If the weekly first-time claims for unemployment are any indication, the U.S. labor market is continuing a slow march back.
But unemployment levels remain historic.
The number of American workers filing first-time claims for unemployment assistance last week dropped to some 709,000, a drop of some 49,000 from the week before, according to statistics released Thursday by the U.S. Department of Labor.
The decline in claims continues a recent trend – the number has dropped several straight weeks – and represents the lowest it has been since the pandemic started in March.
But considering the record for weekly unemployment claims in pre-pandemic times was just under 700,000, last week’s rate was still historically high.
- California, of course, still leads the nation in first-time claims. The state had 157,642 last week, up more than 5,000 from the week before.
- Illinois had nearly 71,000 first-time claims last week, a drop of 2,856.
- First-time claims in New York also fell, dropping 1,840 to a total of 43,876.
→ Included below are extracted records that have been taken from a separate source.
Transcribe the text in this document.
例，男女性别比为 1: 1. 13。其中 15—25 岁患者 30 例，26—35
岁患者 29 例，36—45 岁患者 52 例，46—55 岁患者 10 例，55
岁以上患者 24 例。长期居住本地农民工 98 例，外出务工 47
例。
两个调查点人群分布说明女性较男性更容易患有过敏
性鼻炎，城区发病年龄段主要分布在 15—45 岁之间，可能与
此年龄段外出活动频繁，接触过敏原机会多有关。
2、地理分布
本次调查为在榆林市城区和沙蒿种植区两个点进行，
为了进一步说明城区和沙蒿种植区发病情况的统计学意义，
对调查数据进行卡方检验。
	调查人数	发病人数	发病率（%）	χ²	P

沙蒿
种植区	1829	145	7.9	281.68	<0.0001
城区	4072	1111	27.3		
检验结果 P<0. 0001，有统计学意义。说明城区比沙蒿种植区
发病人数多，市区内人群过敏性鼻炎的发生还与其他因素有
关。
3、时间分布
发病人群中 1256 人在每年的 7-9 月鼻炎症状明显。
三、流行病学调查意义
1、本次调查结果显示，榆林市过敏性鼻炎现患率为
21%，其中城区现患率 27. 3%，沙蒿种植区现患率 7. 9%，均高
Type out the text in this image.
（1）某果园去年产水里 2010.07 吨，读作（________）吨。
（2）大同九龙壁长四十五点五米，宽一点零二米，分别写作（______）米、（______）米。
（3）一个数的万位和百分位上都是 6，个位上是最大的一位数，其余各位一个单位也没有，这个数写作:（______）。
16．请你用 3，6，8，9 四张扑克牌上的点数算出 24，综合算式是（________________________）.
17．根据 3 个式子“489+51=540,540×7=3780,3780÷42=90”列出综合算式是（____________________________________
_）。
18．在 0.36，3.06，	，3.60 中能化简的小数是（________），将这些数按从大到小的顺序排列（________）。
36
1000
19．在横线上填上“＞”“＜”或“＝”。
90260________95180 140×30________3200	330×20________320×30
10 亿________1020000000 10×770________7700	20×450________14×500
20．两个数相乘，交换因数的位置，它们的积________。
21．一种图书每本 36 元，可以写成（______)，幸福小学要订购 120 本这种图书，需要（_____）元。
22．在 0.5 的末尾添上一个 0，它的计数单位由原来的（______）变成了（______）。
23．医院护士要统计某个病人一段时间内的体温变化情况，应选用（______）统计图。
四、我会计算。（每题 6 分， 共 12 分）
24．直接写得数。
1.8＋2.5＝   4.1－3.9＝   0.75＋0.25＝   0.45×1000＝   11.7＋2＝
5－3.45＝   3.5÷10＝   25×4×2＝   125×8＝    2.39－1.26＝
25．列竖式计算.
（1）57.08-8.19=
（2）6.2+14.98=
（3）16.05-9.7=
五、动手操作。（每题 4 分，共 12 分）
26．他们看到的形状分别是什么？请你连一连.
- Massachusetts saw a significant jump, climbing more than 2,700 claims to 42,216.
- On the other end of the spectrum, Florida had 28,128 claims, down by 3,497.
Georgia had the nation’s biggest drop, falling by 14,127 claims. Other drops came in Kentucky (4,979), New Jersey (4,703) and Texas (5,179), as first-time claims dropped in 31 states.
Washington had the highest jump, up 10,381.
The relief could be short-lived. With coronavirus cases surging across the country, some states are beginning to enact more stringent restrictions. New York, for instance, just instituted a curfew for bars and restaurants.
In addition to the first-time claims, nearly 300,000 people applied for benefits through the Pandemic Unemployment Assistance program, a federal program established by Congress earlier this year to help workers who would not normally quality for state benefits. Some 4.1 million workers are claiming PUA, according to the Labor Department.
According to the DOL statistics, the number of people receiving unemployment benefits also fell. According to the Labor Department, some 6.8 million people were continuing to get benefits through the week ending Oct. 31.
The national unemployment rate dropoped by 1 point to 6.9% in October. According to the DOL, the U.S. economy added 638,000 jobs in October.